Meaning, City Hall lawn should be chock full of homeless tents. THis problem needs to be smack in the face of City Council members. In their face, not ours, since they are the ones responsible for working on this problem, but instead they are foisting it on neighborhoods.
In turn, because the homeless crisis is a state and federal crisis, not just a city crisis (California has 25% of all the homeless people in the ENTIRE NATION), City of Oakland leaders should be bussing homeless people to Sacramento, to camp on the lawn there and protest for funds for more shelters/refugee camps for them, as well as to Washington DC to camp on the National Mall to protest for federal assistance with this problem. This problem needs to be delivered smack into the faces of leaders of federal government, and those homeless who help in this effort should be supported, fed and assisted through the effort, and should be viewed as heroes in a very necessary protest movement.
Sightline (Registered User)
Ben, you're right, but regardless how "normal" homeless people are, still, no one should be camping on the sidewalk in any city. Cities can and should stop this by moving these people to appropriate places like vacant lots or city owned property.
Steve, you are too patient. If the city didn't take action on this issue in the first 2 weeks, or at least w/in 4 weks, to me that indicates they will never act on the issue.
Really the best place for the homeless to be camping in Oakland, is on the lawn at City Hall. The city should also bus homeless (as "protesters") to Sacramento, to camp on the lawn at the state capitol. And to Washington DC, to camp on the lawn at the nation's capitol. Instead of allowing these people to create serious nuisance for neighborhoods, they should be moved to a place where they can be involved in the kinds of protests needed to make the point that homelessness is a state and national issue, not a city by city issue. So it needs to be solved at a state and federal level. Some sort of refugee camp structure needs to be set up....leaving the problem to fester in residential neighborhoods and under freeway overpasses is not acceptable.
PS I would like to know who is censoring our posts here.
Sightline (Registered User)
"I think that we are reaching the limits where problems turn into chaos and where real hostility sets in.
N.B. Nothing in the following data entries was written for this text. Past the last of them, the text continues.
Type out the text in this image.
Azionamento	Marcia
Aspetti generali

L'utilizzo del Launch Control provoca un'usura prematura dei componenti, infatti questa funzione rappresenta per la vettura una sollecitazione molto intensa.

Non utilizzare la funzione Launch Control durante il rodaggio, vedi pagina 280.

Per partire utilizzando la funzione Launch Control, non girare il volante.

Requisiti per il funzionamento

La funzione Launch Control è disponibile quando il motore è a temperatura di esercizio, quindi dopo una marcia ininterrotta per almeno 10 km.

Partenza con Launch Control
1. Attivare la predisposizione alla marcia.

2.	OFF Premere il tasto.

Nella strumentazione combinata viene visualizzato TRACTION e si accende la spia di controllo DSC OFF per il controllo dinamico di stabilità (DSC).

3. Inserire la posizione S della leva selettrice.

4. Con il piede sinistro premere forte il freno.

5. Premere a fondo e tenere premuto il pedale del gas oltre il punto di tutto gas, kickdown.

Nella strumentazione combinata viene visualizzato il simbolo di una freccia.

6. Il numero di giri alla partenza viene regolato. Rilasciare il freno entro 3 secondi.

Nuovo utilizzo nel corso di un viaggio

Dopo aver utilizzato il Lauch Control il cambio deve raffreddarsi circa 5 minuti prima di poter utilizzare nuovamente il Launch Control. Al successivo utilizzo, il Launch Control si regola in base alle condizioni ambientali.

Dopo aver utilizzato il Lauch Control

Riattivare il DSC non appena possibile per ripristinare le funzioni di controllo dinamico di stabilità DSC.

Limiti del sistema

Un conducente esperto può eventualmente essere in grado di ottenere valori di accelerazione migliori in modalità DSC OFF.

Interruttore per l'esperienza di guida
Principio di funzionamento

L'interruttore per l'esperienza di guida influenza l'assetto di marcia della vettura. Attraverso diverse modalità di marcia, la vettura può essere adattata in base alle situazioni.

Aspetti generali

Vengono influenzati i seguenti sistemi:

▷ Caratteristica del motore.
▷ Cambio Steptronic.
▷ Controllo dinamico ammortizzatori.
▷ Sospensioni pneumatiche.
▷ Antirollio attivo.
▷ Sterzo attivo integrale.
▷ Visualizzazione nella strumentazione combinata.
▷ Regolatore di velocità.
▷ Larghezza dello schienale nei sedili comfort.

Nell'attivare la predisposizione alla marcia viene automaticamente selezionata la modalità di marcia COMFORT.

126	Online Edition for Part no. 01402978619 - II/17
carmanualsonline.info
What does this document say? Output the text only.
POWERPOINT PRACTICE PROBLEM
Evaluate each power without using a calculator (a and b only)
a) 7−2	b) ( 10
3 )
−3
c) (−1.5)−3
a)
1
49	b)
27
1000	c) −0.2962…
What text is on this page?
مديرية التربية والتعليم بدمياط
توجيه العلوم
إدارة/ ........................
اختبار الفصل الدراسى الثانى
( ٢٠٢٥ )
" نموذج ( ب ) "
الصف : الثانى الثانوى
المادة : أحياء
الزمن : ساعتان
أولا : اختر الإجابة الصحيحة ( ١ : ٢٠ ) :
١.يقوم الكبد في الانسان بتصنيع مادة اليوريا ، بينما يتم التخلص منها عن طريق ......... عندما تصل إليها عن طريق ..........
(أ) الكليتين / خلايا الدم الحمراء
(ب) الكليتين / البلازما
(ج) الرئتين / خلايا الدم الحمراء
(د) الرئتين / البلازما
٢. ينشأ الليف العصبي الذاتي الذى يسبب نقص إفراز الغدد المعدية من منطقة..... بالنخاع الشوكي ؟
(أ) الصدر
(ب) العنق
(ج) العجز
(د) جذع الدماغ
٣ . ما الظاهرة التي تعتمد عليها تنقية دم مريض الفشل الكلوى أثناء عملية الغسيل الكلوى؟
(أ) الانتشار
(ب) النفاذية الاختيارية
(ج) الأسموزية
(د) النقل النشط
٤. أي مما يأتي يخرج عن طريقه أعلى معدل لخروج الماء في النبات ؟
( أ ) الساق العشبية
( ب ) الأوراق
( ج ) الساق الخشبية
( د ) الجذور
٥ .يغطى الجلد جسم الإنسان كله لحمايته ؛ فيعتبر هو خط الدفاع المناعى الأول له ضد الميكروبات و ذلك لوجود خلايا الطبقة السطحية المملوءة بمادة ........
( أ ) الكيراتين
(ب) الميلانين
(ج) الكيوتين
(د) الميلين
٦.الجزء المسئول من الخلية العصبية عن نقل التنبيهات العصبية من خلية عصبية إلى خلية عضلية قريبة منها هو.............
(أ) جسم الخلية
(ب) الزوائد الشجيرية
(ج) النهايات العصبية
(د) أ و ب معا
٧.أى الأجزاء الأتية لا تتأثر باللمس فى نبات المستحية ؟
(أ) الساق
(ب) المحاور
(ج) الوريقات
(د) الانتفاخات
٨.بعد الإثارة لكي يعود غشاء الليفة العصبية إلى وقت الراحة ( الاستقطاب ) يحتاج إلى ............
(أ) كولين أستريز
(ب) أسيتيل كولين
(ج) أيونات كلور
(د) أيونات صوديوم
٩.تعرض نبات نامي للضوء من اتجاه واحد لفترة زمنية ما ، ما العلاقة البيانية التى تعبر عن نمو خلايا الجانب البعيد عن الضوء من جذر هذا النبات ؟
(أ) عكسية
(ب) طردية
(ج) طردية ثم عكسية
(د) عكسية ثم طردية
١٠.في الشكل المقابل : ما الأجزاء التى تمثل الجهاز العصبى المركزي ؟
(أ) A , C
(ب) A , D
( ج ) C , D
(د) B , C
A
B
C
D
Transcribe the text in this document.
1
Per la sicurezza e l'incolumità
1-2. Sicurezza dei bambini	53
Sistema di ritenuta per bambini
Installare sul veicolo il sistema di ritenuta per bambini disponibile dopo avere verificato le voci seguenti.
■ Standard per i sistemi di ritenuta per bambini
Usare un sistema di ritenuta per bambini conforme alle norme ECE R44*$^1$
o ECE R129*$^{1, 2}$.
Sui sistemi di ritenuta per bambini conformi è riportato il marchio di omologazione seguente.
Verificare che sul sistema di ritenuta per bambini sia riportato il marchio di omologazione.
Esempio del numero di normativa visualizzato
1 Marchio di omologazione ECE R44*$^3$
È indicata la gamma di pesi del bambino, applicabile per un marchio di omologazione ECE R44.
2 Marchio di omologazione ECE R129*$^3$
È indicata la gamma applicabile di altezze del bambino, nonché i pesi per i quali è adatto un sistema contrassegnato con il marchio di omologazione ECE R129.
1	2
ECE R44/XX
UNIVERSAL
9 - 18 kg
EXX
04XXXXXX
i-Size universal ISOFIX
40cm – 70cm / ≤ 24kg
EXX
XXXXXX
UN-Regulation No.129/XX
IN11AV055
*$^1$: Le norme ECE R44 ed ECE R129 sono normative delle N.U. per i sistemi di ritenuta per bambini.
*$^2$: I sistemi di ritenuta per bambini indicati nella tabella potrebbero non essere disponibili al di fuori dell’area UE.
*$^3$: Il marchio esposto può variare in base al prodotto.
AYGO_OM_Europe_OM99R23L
If you take a class of citizens, no matter who they are, and you allow them to be exempt from the laws that govern ...others citizens.... you create a real conflict possibility,"
Yes
Sightline (Registered User)
Steve (Registered User)
I just spoke with someone at the Public Works Department (Oakland 311) and was told that the the issue on this service request (ID# 80915) has been "acknowledged" by the city and is still "open". As I described the frustration that citizens are having over the lack of any real response to these "service request", I was told to contact Joe Devries, Assistant to the City Adminstrator, as he is one of the leaders working on the homeless issue in Oakland. I've left a voicemail on his office phone and sent him an email regarding the situation in Frog Park/Temescal Creek path and the Claremont Avenue trash pit. Maybe some of you want to do the same? He's contact information is:
Joe DeVries
510-238-3083
jdevries@Oaklandnet.com or jdevries@oaklandca.gov
An anonymous SeeClickFix user (Registered User)
Thank you for passing this information on, Steve. I just left a voicemail for Joe DeVries and hope others do too:
Joe DeVries
510-238-3083
jdevries@Oaklandnet.com or jdevries@oaklandca.gov
lkapbash (Registered User)
Sightline (Registered User)
EMD (Registered User)
NoPlayun (Registered User)
Robert (Registered User)
User (Registered User)
JMP (Registered User)
NoPlayun (Registered User)
ling (Registered User)
Dan Kalb couldn't care less. his political ambition comes first.